A general range-separated double-hybrid density-functional theory

TL;DR

This paper introduces a new range-separated double-hybrid density functional theory that combines Hartree-Fock exchange, MP2 correlation, and density functional approximations, offering improved accuracy for various chemical properties.

Contribution

It develops a generalized RSDH scheme with a two-parameter Coulomb-attenuating decomposition, providing a minimally empirical, more accurate method for chemical calculations.

Findings

Achieves better atomization energy predictions

Provides more accurate reaction barrier heights

Shows reduced basis set dependence

Abstract

A range-separated double-hybrid (RSDH) scheme which generalizes the usual range-separated hybrids and double hybrids is developed.

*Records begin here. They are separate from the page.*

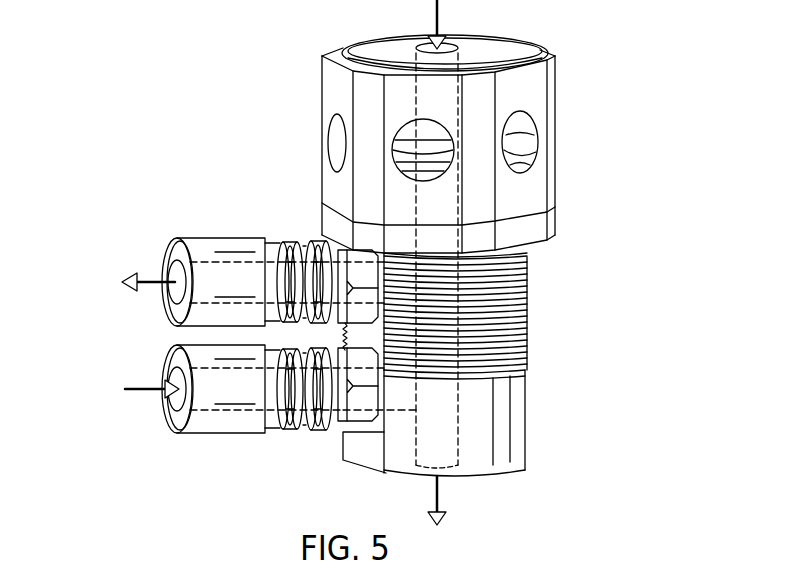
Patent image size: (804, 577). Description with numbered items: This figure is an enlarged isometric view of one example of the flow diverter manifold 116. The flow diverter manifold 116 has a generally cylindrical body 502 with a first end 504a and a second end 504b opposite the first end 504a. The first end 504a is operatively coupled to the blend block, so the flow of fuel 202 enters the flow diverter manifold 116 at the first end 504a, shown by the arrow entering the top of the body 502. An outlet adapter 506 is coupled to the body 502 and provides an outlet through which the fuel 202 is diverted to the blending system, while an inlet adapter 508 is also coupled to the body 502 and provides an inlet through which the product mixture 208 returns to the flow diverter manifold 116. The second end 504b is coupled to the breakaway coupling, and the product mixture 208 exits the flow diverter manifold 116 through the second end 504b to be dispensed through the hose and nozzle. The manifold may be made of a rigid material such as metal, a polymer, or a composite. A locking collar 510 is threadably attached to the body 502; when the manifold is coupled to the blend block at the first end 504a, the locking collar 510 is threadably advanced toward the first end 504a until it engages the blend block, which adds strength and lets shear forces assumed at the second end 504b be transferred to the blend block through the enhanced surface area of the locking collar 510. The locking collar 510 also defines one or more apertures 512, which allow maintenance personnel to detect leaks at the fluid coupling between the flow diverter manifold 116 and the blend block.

The flow diverter manifold 116 is at (108, 50).
The fuel 202 is at (440, 20).
The product mixture 208 is at (440, 496).
The body 502 is at (529, 382).
The first end 504a is at (553, 50).
The second end 504b is at (529, 460).
The outlet adapter 506 is at (213, 250).
The inlet adapter 508 is at (212, 430).
The locking collar 510 is at (553, 207).
The apertures 512 is at (333, 130).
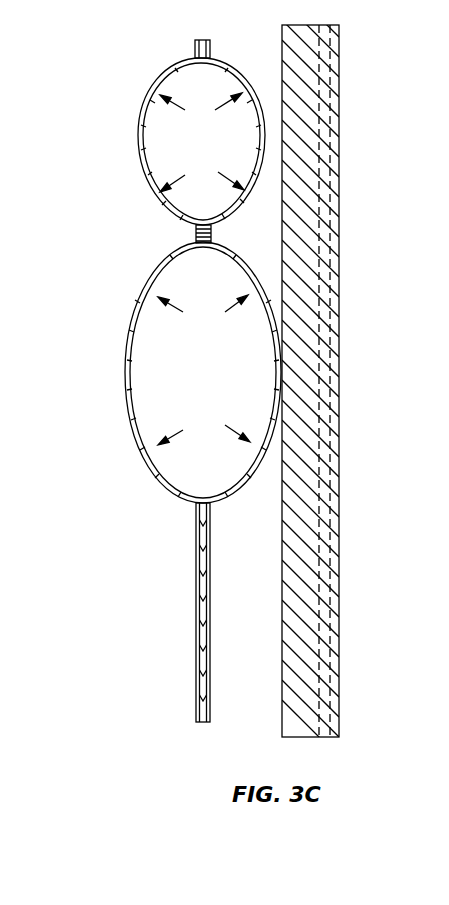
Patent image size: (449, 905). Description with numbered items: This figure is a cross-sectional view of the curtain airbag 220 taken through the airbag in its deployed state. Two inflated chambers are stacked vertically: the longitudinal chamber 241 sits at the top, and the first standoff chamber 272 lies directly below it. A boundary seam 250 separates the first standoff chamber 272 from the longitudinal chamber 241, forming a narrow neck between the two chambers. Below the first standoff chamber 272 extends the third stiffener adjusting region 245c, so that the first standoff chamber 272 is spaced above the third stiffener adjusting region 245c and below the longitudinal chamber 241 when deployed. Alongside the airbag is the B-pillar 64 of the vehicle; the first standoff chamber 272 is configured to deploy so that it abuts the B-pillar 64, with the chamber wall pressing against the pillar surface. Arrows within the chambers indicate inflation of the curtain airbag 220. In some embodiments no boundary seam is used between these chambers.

The B-pillar 64 is at (339, 81).
The curtain airbag 220 is at (110, 212).
The longitudinal chamber 241 is at (157, 84).
The boundary seam 250 is at (196, 233).
The first standoff chamber 272 is at (127, 345).
The third stiffener adjusting region 245c is at (196, 590).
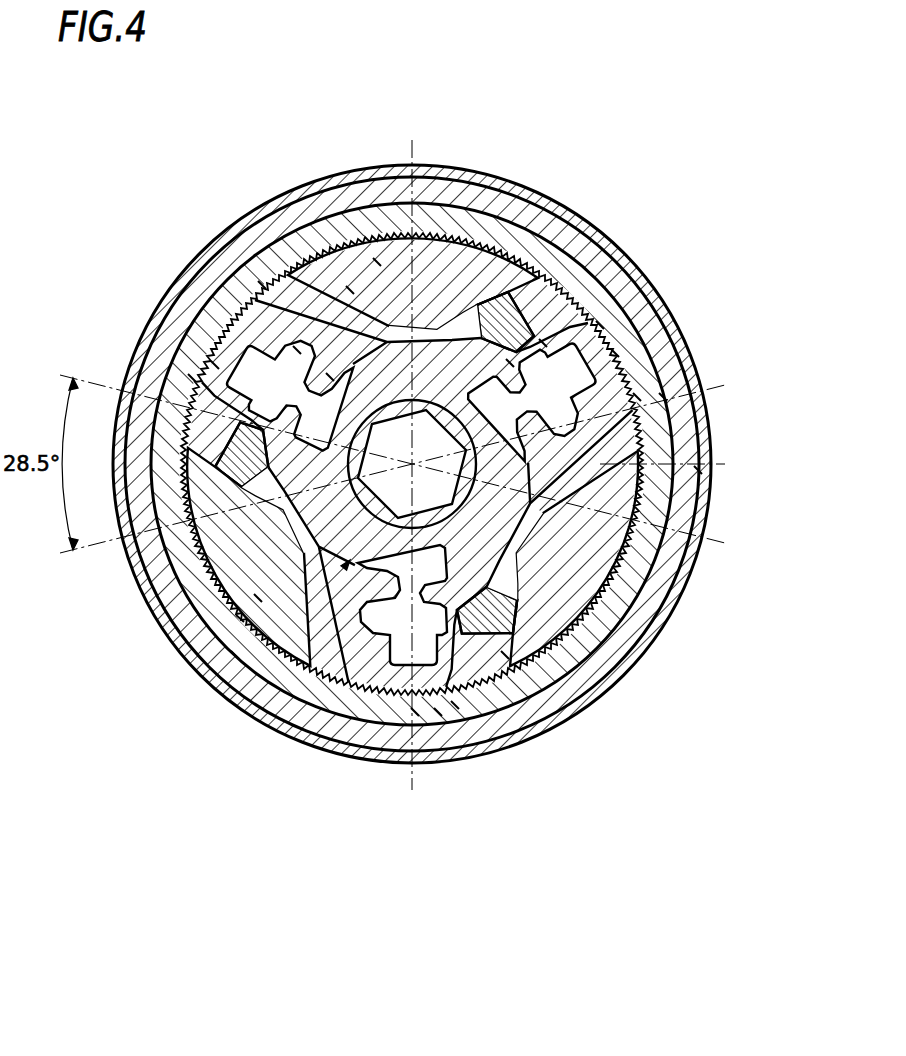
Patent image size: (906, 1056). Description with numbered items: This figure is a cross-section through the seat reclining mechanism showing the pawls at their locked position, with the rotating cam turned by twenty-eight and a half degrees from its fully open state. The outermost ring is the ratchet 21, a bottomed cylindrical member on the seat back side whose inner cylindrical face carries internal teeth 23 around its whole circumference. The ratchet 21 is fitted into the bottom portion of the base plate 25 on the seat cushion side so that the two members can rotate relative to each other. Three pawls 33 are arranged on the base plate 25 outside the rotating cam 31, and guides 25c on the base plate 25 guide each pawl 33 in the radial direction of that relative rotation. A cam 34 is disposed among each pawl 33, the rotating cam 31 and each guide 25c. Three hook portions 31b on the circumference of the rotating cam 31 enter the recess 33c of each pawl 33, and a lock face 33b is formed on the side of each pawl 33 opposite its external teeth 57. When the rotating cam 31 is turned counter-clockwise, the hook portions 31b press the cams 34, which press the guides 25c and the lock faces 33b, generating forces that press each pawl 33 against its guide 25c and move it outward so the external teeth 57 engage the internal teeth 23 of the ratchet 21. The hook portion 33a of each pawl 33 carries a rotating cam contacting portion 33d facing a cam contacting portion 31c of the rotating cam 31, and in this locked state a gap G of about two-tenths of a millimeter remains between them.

The ratchet 21 is at (698, 558).
The internal teeth 23 is at (662, 435).
The base plate 25 is at (688, 495).
The guides 25c is at (377, 262).
The rotating cam 31 is at (345, 560).
The hook portions 31b is at (215, 365).
The cam contacting portion 31c is at (330, 377).
The pawls 33 is at (245, 320).
The hook portion 33a is at (297, 350).
The lock face 33b is at (192, 378).
The recess 33c is at (262, 285).
The rotating cam contacting portion 33d is at (350, 290).
The cam 34 is at (212, 398).
The external teeth 57 is at (212, 352).
The gap G is at (350, 560).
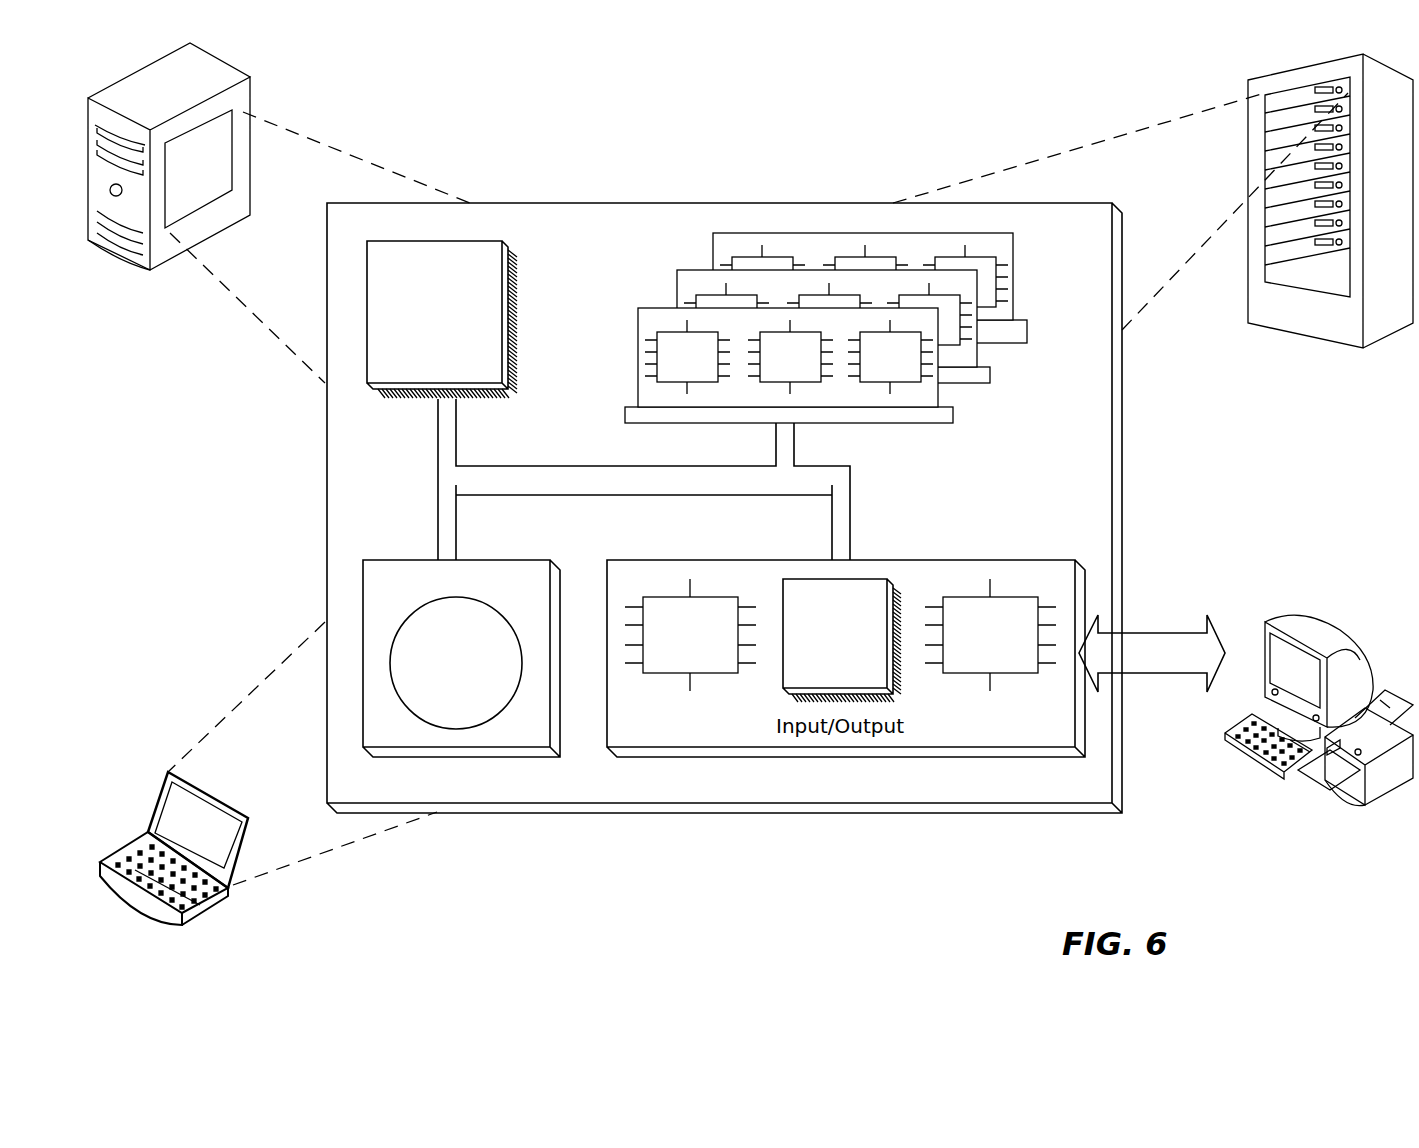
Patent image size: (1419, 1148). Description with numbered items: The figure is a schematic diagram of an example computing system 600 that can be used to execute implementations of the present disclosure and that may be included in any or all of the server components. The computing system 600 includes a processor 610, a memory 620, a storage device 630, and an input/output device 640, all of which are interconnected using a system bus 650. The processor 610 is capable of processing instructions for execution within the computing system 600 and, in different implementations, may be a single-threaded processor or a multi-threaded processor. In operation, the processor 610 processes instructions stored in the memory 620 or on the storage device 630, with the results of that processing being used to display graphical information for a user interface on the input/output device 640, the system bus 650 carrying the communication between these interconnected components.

The computing system 600 is at (530, 112).
The processor 610 is at (492, 377).
The memory 620 is at (1018, 381).
The storage device 630 is at (541, 740).
The input/output device 640 is at (1265, 630).
The system bus 650 is at (638, 485).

This scheme consistently uses a two-parameter Coulomb-attenuating-method (CAM)-like decomposition of the electron-electron interaction for both exchange and correlation in order to combine Hartree-Fock exchange and second-order M{{\o}}ller-Plesset (MP2) correlation with a density functional. The RSDH scheme relies on an exact theory which is presented in some detail. Several semi-local approximations are developed for the short-range exchange-correlation density functional involved in this scheme. After finding optimal values for the two parameters of the CAM-like decomposition, the RSDH scheme is shown to have a relatively small basis dependence and to provide atomization energies, reaction barrier heights, and weak intermolecular interactions globally more accurate or comparable to range-separated MP2 or standard MP2. The RSDH scheme represents a new family of double hybrids with minimal empiricism which could be useful for general chemical applications.